Abstract

Objective: To determine the relationship between immunofluorescence microscopy findings and progression markers at the time of diagnosis in immunoglobulin A (IgA) nephropathy. Methods: Fifty-two patients with pathological diagnosis of primary IgA nephropathy by showing mesangial and mesangiocapillary IgA-dominant immune deposits in immunofluorescence microscopy were included in the study. At the time of biopsy, biochemical and hematological data, Oxford MEST score and immunofluorescent staining findings were recorded. The serum IgA/C3 ratio was calculated. The immunofluorescence results of the total group were compared with the markers of progression at the time of diagnosis, estimated glomerular filtration rate (eGFR), hematuria, proteinuria, creatinine, and serum IgA/C3 ratio. Results: The mean age of the study group was 39.9±12.3 years and 55.8% were male. eGFR, albumin, hemoglobin, IgM were significantly lower, and uric acid and hematuria were significantly higher in those with proteinuria above 1 g compared to those with low proteinuria.

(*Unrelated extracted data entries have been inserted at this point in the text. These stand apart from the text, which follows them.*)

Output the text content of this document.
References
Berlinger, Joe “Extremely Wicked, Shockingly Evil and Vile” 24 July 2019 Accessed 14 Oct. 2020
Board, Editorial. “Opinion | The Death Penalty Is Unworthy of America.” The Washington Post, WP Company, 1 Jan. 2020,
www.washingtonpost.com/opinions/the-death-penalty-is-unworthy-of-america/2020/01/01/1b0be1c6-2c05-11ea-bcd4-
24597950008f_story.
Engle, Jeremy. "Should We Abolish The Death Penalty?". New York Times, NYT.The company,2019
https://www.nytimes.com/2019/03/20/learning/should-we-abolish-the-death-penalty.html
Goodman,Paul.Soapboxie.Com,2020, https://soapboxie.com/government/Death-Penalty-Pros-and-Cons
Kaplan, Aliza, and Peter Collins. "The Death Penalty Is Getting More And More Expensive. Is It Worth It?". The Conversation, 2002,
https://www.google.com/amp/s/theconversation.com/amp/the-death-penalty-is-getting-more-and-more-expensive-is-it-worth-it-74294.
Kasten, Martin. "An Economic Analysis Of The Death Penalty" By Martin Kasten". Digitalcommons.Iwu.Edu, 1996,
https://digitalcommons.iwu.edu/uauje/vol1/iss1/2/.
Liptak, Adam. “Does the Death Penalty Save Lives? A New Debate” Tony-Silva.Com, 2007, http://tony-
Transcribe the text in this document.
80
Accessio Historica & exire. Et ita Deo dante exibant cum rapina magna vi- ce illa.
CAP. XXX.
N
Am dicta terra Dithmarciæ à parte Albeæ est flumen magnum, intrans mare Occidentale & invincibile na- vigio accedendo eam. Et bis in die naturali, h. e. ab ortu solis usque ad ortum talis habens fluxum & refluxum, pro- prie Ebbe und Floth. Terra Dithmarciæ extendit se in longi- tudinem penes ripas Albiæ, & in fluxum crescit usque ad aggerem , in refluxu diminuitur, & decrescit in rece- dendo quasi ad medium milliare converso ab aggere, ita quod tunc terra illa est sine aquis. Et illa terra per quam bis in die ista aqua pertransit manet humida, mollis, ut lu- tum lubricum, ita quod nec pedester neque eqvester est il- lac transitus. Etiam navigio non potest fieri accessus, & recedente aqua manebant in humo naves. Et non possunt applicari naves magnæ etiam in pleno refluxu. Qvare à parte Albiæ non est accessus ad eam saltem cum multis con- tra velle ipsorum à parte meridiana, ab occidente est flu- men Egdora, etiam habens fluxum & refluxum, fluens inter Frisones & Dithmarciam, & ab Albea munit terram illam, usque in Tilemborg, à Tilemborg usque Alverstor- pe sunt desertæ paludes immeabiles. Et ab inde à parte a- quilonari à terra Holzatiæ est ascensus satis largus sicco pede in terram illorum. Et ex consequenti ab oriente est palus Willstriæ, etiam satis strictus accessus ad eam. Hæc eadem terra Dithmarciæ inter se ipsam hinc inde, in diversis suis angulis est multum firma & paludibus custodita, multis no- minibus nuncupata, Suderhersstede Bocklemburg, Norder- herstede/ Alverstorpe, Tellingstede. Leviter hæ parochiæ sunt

A positive correlation was found between IgA, C3 and lambda staining and hematuria. There was a positive correlation between C3 staining and creatinine, and a positive correlation with hematuria. A correlation was found between Kappa staining and eGFR. Conclusion: Correlation was found between IgA, C3 and lambda staining and hematuria at the time of diagnosis in IgA nephropathy.